When we’ve been used, over & over again, by the people or institutions that were SUPPOSED to love and protect us, it changes us.
It changes how we think about ourselves.
It changes how we engage with the world.
It changes how we understand our worth and role in life.
This is how CPTSD develops: exposure to abuse and/or neglect that was prolonged, inescapable, and entwined with our relationships.
Being used instead of loved is exactly this kind of trauma.
We’re uniquely vulnerable to complex trauma as children, but in truth humans can develop CPTSD throughout the lifespan when we’re used instead of loved.
It happens in families, it happens in churches, it happens in communities, it happens in political movements, it happens in cults.
It happens whenever and whenever a person or institution that claims to have the best interest of someone in mind actually just uses them— for their body, for their money, for their vote, or whatever.
Many of us don’t like to admit we were or are vulnerable to complex trauma.
We’ll do backflips to explain how what we experienced, ether in the distant or recent past, wasn’t “really” traumatic— how, yeah, maybe we were used, but it really wasn’t a “big deal.”
Psychologically, it’s always a big deal when humans are used instead of loved, particularly by people or institutions that claim to love them.

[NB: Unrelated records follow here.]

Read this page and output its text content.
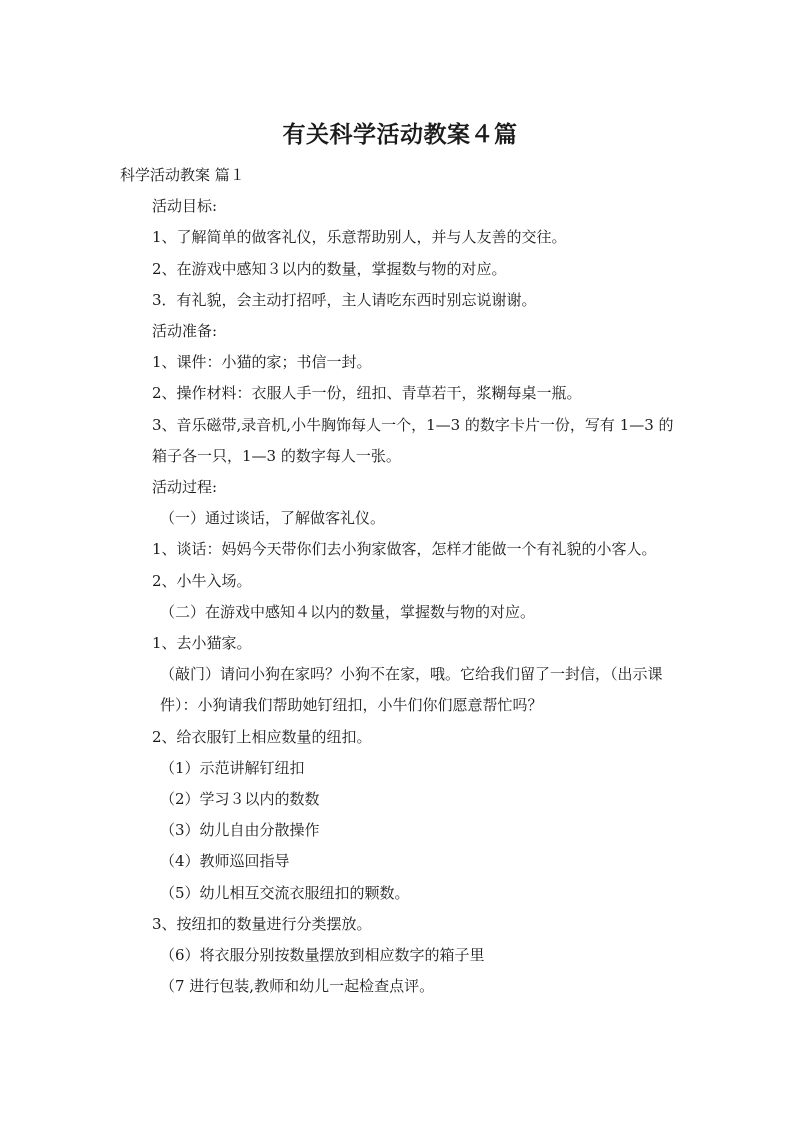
有关科学活动教案４篇

科学活动教案 篇１

活动目标:

1、了解简单的做客礼仪，乐意帮助别人，并与人友善的交往。

2、在游戏中感知３以内的数量，掌握数与物的对应。

3．有礼貌，会主动打招呼，主人请吃东西时别忘说谢谢。

活动准备:

1、课件：小猫的家；书信一封。

2、操作材料：衣服人手一份，纽扣、青草若干，浆糊每桌一瓶。

3、音乐磁带,录音机,小牛胸饰每人一个，1—3 的数字卡片一份，写有 1—3 的箱子各一只，1—3 的数字每人一张。

活动过程:

（一）通过谈话，了解做客礼仪。

1、谈话：妈妈今天带你们去小狗家做客，怎样才能做一个有礼貌的小客人。

2、小牛入场。

（二）在游戏中感知４以内的数量，掌握数与物的对应。

1、去小猫家。

（敲门）请问小狗在家吗？小狗不在家，哦。它给我们留了一封信，（出示课件）：小狗请我们帮助她钉纽扣，小牛们你们愿意帮忙吗？

2、给衣服钉上相应数量的纽扣。

（1）示范讲解钉纽扣

（2）学习３以内的数数

（3）幼儿自由分散操作

（4）教师巡回指导

（5）幼儿相互交流衣服纽扣的颗数。

3、按纽扣的数量进行分类摆放。

（6）将衣服分别按数量摆放到相应数字的箱子里

（7 进行包装,教师和幼儿一起检查点评。
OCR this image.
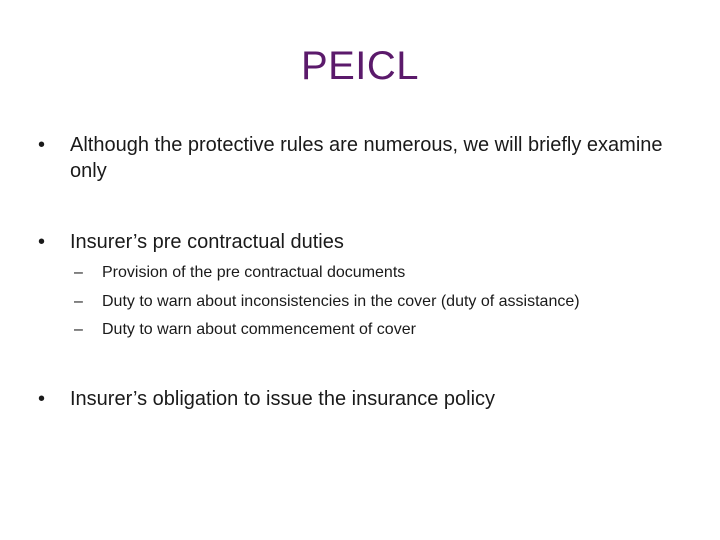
PEICL
•	Although the protective rules are numerous, we will briefly examine only
•	Insurer’s pre contractual duties
–	Provision of the pre contractual documents
–	Duty to warn about inconsistencies in the cover (duty of assistance)
–	Duty to warn about commencement of cover
•	Insurer’s obligation to issue the insurance policy
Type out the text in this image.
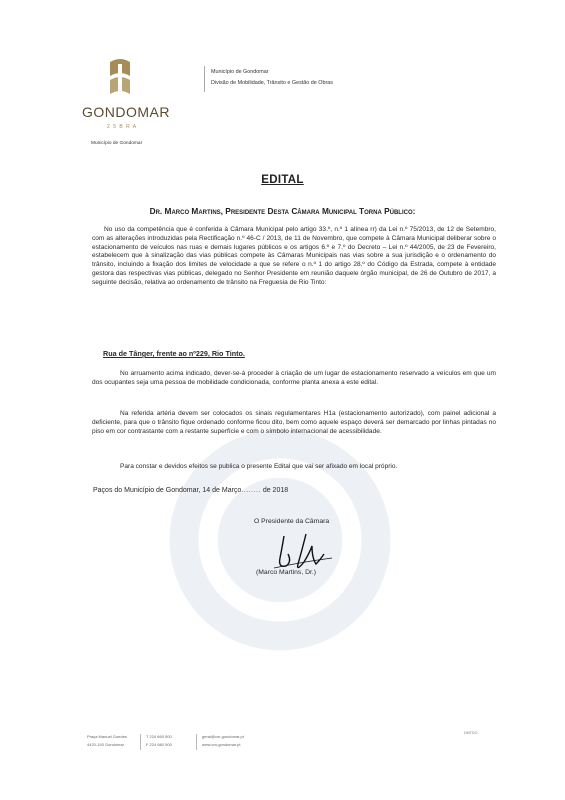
GONDOMAR
2 5 B R A
Município de Gondomar
Município de Gondomar
Divisão de Mobilidade, Trânsito e Gestão de Obras
EDITAL
Dr. Marco Martins, Presidente Desta Câmara Municipal Torna Público:
No uso da competência que é conferida à Câmara Municipal pelo artigo 33.º, n.º 1 alínea rr) da Lei n.º 75/2013, de 12 de Setembro, com as alterações introduzidas pela Rectificação n.º 46-C / 2013, de 11 de Novembro, que compete à Câmara Municipal deliberar sobre o estacionamento de veículos nas ruas e demais lugares públicos e os artigos 6.º e 7.º do Decreto – Lei n.º 44/2005, de 23 de Fevereiro, estabelecem que à sinalização das vias públicas compete às Câmaras Municipais nas vias sobre a sua jurisdição e o ordenamento do trânsito, incluindo a fixação dos limites de velocidade a que se refere o n.º 1 do artigo 28.º do Código da Estrada, compete à entidade gestora das respectivas vias públicas, delegado no Senhor Presidente em reunião daquele órgão municipal, de 26 de Outubro de 2017, a seguinte decisão, relativa ao ordenamento de trânsito na Freguesia de Rio Tinto:
Rua de Tânger, frente ao nº229, Rio Tinto.
No arruamento acima indicado, dever-se-á proceder à criação de um lugar de estacionamento reservado a veículos em que um dos ocupantes seja uma pessoa de mobilidade condicionada, conforme planta anexa a este edital.
Na referida artéria devem ser colocados os sinais regulamentares H1a (estacionamento autorizado), com painel adicional a deficiente, para que o trânsito fique ordenado conforme ficou dito, bem como aquele espaço deverá ser demarcado por linhas pintadas no piso em cor contrastante com a restante superfície e com o símbolo internacional de acessibilidade.
Para constar e devidos efeitos se publica o presente Edital que vai ser afixado em local próprio.
Paços do Município de Gondomar, 14 de Março........ de 2018
O Presidente da Câmara
(Marco Martins, Dr.)
Praça Manuel Guedes
4420-193 Gondomar
T 224 660 500
F 224 660 500
geral@cm-gondomar.pt
www.cm-gondomar.pt
DMTGO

We often try to deny this— because we don’t like to feel we “need” anything that the people or institutions that abused us “should” have offered us.
We want to seem “tough.”
But neither you or I are “tough” enough to not need love— or be be unaffected when love is replaced by exploitation.
It’s a specific kind of betrayal.
And the reality is, most CPTSD involves betrayal.
Parents betraying their roles.
Clergy betraying their vows.
Churches betraying their missions.
Political parties betraying their supposed purpose.
There can be many paths to developing CPTSD, but those paths often converge at the point of human beings being used instead of loved.
CPTSD recovery involves us beginning to see ourselves as human again— that is to say, worthy of love, worthy of belief, worthy of care, and worthy of protection.
Affirming our humanity— our essential deservingness and our essential agency, in particular— is core to realistic, sustainable CPTSD recovery.
You shouldn’t have been used.
You should have been loved.
We still need and deserve that.
No toxic positivity bullsh*t— you and I still need and deserve to be loved instead of used.